The most well-known ghost here is that of Queen Anne Boleyn, who was decapitated at the tower in 1536. Visitors to the tower have reported seeing her numerous times, mostly around where she was executed.
Another frequently sighted is that of Arbella Stewart, who married William Seymore, nephew of Lady Jane Grey. The marriage was not blessed by the king, and was therefore forbidden. The couple was arrested and forcibly separated. Arbella was put under house arrest while William was sent to the tower for imprisonment. Arbella plotted for his release and they planned to escape to France. When William was freed, he did not get the message that Arbella would meet him in France, so he didn’t know where she had gone. Arbella was recognized in France and was forcibly sent back to England, this time to the tower, where she learned of William’s freedom but couldn’t find him. She died of natural causes in the Queen’s House in 1636, but it’s said that she still wanders the halls of the tower, looking for her beloved William.

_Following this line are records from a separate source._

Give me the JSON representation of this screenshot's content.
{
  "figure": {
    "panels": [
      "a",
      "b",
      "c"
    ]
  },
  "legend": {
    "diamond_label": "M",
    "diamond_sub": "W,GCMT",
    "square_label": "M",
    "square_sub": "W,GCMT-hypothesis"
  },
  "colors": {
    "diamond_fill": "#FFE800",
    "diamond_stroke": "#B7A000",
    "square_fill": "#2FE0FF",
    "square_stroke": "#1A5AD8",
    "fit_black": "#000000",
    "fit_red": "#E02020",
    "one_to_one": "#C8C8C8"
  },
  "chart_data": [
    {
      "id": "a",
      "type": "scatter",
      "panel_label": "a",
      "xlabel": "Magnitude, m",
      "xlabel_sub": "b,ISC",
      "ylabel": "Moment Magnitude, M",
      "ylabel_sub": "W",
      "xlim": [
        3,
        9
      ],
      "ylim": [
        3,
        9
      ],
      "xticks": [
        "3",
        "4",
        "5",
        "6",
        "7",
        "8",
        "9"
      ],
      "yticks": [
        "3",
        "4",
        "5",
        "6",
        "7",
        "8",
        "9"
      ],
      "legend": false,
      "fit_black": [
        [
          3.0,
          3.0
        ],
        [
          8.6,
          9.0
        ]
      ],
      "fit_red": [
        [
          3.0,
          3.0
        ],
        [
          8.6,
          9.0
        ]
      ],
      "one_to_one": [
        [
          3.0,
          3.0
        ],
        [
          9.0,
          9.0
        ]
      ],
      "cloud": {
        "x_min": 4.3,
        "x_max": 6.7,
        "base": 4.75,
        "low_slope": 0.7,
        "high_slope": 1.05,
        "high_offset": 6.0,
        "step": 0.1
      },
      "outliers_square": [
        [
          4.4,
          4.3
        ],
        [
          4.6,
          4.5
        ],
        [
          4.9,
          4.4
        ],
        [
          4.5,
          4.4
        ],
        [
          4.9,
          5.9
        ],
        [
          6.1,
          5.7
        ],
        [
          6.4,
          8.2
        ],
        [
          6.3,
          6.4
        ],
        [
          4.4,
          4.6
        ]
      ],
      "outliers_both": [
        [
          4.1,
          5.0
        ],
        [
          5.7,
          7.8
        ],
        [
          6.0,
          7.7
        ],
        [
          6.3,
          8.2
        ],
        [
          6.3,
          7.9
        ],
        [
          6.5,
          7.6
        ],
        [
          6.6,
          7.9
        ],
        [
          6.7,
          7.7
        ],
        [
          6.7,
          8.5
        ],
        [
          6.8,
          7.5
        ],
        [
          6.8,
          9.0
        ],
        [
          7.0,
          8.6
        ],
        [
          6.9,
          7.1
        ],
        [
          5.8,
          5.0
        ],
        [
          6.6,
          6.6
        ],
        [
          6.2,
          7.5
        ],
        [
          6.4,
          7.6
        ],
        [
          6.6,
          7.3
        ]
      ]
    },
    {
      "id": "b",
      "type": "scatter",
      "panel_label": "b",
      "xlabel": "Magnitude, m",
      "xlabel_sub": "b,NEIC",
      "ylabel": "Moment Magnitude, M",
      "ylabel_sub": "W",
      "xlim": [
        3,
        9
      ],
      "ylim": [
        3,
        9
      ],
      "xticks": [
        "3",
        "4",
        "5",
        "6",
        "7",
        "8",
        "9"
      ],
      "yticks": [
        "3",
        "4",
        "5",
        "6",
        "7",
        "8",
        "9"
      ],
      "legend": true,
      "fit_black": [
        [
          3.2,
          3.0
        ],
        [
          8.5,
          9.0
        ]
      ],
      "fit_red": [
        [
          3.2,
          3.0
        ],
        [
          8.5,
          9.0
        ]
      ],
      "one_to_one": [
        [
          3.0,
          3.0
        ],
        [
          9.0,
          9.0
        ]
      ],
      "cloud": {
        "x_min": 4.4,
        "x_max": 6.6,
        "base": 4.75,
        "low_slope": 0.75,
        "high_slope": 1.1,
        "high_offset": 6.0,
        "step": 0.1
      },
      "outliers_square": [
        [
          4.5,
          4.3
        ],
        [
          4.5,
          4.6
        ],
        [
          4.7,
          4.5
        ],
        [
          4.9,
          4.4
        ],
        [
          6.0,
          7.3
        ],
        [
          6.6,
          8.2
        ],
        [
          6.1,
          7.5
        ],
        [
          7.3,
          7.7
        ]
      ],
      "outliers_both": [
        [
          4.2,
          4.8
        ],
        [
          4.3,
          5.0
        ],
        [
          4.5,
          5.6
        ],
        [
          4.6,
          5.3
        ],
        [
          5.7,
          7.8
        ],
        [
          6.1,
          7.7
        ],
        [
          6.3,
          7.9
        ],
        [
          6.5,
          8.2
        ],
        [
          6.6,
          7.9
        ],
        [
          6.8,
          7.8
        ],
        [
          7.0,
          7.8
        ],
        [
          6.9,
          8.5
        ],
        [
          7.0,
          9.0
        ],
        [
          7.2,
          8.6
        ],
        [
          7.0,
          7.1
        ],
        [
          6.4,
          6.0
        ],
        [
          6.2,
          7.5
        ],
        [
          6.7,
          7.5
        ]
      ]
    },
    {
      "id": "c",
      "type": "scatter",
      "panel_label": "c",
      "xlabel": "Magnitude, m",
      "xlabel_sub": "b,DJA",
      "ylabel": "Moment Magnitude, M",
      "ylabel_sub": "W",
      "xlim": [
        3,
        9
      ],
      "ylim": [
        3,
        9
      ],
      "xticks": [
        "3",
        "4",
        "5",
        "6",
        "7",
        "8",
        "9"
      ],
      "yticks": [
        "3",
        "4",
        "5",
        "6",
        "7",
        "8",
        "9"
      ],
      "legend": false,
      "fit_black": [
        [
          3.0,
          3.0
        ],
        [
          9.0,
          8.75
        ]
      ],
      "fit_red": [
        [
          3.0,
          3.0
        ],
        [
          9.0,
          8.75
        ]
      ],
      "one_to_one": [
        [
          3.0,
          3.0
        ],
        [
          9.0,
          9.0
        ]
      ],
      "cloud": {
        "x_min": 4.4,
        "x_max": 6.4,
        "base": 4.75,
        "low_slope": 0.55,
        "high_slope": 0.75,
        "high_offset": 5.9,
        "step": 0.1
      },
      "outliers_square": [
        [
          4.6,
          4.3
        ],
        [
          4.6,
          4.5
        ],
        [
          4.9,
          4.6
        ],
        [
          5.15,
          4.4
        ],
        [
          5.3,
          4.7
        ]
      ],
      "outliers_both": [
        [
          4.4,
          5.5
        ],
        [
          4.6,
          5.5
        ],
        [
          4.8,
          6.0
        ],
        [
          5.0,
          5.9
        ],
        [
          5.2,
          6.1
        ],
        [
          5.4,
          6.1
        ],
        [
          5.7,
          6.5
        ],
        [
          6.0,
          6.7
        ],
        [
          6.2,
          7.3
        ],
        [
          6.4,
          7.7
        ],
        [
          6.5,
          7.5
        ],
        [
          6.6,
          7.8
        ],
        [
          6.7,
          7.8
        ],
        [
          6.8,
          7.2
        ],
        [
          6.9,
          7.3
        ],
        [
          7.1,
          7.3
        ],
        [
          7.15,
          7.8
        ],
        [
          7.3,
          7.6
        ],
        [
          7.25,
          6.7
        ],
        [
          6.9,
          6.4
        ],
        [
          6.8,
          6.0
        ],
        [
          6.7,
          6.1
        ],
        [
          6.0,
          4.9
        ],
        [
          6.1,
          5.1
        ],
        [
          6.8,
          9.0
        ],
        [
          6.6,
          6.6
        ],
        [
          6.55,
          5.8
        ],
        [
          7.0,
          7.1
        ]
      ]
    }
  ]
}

The saddest of all the tales involving the tower is of two young princes, Edward V and his brother Richard. While no one knows what happened, an awful scandal involving their uncle the Duke of Gloucester may have resulted in their uncle ordering his nephews to be murdered. It is said that he convinced Parliament that the two boys were conceived illegitimately, and the boys were sent to the tower. Whilst there, the princes went missing, having last been seen playing together at the grounds, and rumors flew over what may have happened to them. Speculation began after the discovery of two young boys’ skeletons under the staircase in the White Tower. After the White Tower underwent some renovations, people reported seeing the apparitions of two little boys playing near the staircase before fading away. Their voices and giggling have been heard by several people, including tower guards, throughout the years.

Today, the Tower is one of the most familiar landmarks in the world, and is cared for by the Historic Royal Palace and protected as a World Heritage Site. You can even buy tickets to tour through it, and maybe catch a glimpse of a young prince from the past running by, or maybe even stumble upon Anne Boleyn herself.